I woke up around 0630 this morning. I was still in pain so I took my meds and then played my game until I passed out again. I only slept for about two hours. When I got up, both my legs were sore from yesterday’s excursion. My calves feel so damn sore it is not funny and they are both tight. Stretching them just causes me pain. I have been do it little by little all day to try and get them to loosen up to no avail. I wish I had a bathtub. I think the hot water would help my legs so much. But I don’t. My ankle and foot are still swollen, though not as much as last night. They still hurt more than my calves. I am glad I decided not to go anywhere today. Only thing I planned on doing was calling a junk towing place to get my junk car but I didn’t even do that so FAIL.

Last night, I was going through my twitter feed and one of the anti-suicide organizations had a tweet that really pissed me off.

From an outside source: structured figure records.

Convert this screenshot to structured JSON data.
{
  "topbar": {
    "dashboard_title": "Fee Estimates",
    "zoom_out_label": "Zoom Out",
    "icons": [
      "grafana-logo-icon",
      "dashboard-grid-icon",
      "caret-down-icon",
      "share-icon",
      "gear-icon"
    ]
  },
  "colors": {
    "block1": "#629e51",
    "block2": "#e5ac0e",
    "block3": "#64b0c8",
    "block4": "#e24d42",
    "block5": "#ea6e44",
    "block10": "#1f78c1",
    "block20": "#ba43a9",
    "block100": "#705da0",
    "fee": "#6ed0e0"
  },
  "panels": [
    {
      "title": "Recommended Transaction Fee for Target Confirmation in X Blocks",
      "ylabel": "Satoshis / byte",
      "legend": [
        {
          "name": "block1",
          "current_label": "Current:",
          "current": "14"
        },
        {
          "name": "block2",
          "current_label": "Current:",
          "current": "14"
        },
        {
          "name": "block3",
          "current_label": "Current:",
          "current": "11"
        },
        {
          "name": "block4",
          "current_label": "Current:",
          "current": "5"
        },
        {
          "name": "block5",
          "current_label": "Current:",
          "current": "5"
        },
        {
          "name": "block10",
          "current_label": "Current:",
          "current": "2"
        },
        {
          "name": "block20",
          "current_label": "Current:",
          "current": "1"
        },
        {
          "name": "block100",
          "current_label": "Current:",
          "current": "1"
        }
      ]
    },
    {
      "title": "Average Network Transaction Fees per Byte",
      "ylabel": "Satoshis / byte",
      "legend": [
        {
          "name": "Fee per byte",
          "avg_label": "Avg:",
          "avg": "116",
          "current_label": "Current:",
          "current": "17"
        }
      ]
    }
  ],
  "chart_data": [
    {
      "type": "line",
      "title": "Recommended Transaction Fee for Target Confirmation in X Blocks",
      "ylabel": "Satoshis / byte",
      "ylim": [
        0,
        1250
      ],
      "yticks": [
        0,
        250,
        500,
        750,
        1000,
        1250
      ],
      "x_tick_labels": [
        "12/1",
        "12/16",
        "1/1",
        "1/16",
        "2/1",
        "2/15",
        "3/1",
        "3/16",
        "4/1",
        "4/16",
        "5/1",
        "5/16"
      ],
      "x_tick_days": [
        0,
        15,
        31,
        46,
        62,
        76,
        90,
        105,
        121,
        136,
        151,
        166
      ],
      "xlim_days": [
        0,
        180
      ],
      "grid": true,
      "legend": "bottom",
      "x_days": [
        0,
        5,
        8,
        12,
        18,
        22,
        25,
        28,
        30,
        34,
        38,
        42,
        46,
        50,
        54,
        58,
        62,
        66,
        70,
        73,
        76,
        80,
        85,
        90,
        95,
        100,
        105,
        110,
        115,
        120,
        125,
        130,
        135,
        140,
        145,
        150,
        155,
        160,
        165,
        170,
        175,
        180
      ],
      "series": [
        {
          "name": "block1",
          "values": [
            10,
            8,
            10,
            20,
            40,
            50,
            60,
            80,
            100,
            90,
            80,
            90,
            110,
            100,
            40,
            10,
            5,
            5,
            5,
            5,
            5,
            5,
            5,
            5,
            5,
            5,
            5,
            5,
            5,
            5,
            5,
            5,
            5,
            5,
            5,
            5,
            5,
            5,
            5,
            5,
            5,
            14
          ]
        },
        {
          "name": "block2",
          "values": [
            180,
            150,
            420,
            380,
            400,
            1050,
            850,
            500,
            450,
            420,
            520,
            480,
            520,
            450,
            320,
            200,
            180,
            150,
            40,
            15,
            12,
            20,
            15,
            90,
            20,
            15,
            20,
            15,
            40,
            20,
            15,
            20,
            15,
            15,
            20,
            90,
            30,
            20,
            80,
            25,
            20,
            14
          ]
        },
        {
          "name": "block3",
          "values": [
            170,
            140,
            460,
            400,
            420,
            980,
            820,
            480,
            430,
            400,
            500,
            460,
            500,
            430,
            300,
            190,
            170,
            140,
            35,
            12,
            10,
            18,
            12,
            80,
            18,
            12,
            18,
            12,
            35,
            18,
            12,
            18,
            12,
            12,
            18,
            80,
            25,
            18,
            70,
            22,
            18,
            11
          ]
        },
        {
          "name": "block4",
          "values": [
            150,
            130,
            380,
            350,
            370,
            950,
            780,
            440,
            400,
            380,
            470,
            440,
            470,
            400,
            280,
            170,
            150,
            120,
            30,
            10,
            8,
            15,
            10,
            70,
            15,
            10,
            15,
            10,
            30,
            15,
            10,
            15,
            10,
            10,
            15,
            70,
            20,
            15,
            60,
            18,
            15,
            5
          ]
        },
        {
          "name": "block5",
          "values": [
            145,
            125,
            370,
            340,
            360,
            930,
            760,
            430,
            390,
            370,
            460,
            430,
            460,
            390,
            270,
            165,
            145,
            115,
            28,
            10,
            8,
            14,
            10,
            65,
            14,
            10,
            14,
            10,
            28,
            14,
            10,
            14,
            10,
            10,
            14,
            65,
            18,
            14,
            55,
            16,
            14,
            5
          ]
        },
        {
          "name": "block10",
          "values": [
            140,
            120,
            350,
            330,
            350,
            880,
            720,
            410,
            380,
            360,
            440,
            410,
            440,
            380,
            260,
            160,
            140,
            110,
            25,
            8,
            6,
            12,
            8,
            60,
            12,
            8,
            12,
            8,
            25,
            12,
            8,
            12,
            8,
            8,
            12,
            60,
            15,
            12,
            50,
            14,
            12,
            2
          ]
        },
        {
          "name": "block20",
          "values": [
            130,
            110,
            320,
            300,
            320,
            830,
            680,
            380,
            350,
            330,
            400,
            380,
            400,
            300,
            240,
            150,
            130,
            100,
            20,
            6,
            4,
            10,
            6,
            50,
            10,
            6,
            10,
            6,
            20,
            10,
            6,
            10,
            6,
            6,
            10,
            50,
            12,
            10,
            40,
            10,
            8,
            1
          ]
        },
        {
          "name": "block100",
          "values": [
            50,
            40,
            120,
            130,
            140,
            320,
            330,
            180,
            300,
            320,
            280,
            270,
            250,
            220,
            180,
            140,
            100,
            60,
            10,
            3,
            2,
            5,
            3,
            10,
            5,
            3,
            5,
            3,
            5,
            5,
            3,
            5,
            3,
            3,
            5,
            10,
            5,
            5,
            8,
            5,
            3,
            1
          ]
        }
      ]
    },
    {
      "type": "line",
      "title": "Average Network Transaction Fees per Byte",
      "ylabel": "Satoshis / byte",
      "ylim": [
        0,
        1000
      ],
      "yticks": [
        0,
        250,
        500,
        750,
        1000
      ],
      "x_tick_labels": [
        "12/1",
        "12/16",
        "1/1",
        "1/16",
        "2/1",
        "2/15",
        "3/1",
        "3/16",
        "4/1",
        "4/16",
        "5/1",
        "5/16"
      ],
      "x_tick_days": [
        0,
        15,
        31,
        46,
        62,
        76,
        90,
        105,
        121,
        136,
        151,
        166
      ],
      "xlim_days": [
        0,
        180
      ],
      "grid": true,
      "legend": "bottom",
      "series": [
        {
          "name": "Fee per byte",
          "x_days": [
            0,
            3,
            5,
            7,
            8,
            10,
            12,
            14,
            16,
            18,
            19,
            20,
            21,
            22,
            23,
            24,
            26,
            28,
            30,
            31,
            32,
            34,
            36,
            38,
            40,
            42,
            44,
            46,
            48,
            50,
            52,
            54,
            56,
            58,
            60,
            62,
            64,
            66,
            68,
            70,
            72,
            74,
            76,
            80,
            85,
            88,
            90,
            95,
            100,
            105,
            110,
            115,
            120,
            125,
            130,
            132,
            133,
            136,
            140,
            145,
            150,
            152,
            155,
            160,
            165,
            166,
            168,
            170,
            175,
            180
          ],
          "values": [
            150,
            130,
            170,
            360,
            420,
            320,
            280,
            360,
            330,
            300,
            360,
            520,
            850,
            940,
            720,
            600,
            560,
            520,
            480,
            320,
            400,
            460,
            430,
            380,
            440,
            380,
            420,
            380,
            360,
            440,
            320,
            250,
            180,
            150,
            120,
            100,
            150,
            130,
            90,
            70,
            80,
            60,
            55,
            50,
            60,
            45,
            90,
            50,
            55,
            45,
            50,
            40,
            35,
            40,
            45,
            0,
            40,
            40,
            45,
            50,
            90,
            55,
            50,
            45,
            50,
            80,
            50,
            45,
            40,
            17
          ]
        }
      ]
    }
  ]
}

The tweet said “suicide should never be an option”. BULLSHIT. You mean to tell me someone dying from the indignity of say Parkinson’s disease shouldn’t have the right to end their life when the time came? BULLSHIT. Or if they were dying from terminal cancer? Or ALS? I can go on, but I think you have my point. Sure, someone with depression *may* not have that as an option but in all humanity, it should remain as an option. I don’t want to live in a world where it isn’t. I know there is a 100% chance of me developing Alzheimer’s disease. I have the genes from BOTH sides of my family. If I become too much of a burden on my nieces and nephew, I want the option to kill myself. Or I will move to a state where assisted suicide is allowed by law. Course, that is if I don’t take my life before then.

I have many reasons for contemplating suicide. I live in chronic physical pain every day. I know suicide will be the cause of my death one day. I can’t picture myself living to “old” age, whatever that is now a days. I am 38 yet I feel like I am 90. I ache something fierce every single day. And if it is not one thing, it’s another.

Another thing that pisses me off about the anti-suicide campaigns is that they want zero (0) suicides. Again, they are living in a dream world. Sure, we can hope that the rate decreases, I am all for that, but to have zero suicide? That is just unrealistic to me. There is always going to be someone that ends up dying by suicide some where in the world. It’s just the way humans are.